I understand that reading a file using multiple streams is inefficient for a normal Spindle Drive system.
This is another case, I have high-performance file systems available to me, which provides read speeds of up to 3 GB / s, with 196 processor cores and 2 TB of RAM
A single-threaded Java program reads a file with a maximum of 85-100 MB / s, so I have the potential for improvement than a separate stream. I have to read files up to 1 TB in size and I have enough memory to download it.
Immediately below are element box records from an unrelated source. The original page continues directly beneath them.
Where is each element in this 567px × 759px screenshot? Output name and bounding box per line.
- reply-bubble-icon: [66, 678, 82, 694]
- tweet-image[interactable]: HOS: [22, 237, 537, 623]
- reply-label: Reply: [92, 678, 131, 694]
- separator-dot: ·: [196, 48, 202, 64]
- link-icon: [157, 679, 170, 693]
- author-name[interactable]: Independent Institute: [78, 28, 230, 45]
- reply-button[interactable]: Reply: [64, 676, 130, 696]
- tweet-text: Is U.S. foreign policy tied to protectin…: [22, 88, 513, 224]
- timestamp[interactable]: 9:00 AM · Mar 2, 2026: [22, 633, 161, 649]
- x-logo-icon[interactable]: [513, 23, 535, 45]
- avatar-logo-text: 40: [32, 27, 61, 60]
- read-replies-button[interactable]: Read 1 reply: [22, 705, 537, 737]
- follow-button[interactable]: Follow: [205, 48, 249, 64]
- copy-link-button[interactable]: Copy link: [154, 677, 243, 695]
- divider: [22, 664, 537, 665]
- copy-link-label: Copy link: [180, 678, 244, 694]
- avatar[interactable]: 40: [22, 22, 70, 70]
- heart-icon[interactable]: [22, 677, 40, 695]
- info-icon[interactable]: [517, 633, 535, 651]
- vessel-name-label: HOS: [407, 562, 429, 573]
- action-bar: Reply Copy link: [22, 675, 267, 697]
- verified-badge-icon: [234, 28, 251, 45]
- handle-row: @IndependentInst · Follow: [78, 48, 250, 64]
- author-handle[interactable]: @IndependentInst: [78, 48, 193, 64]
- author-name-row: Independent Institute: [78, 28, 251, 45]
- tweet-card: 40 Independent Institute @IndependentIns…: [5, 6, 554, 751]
I am currently using the following or something similar, but you need to write something with multi-threading to get the best throughput:
Java 7 files: 50 MB / s
List<String> lines = Files.readAllLines(Paths.get(path), encoding);
Java commons-io: 48 MB / s
List<String> lines = FileUtils.readLines(new File("/path/to/file.txt"), "utf-8");
The same with guava: 45 MB / s
List<String> lines = Files.readLines(new File("/path/to/file.txt"), Charset.forName("utf-8"));
Java scanner class: very slow
Scanner s = new Scanner(new File("filepath")); ArrayList<String> list = new ArrayList<String>(); while (s.hasNext()){ list.add(s.next()); } s.close();
I want to be able to upload a file and build the same ArrayList, in the correct sorted sequence, as quickly as possible.
There is another question that reads similarly, but actually differs from: The question is to discuss systems in which multi-threaded file I / O is physically impossible to be effective, but due to technical advances, we now have systems that are designed to support high-performance I / O, and therefore the CPU / SW is a limiting factor, which can be overcome by multi-threaded I / O.
Another question does not answer how to write code for multi-threaded input-output.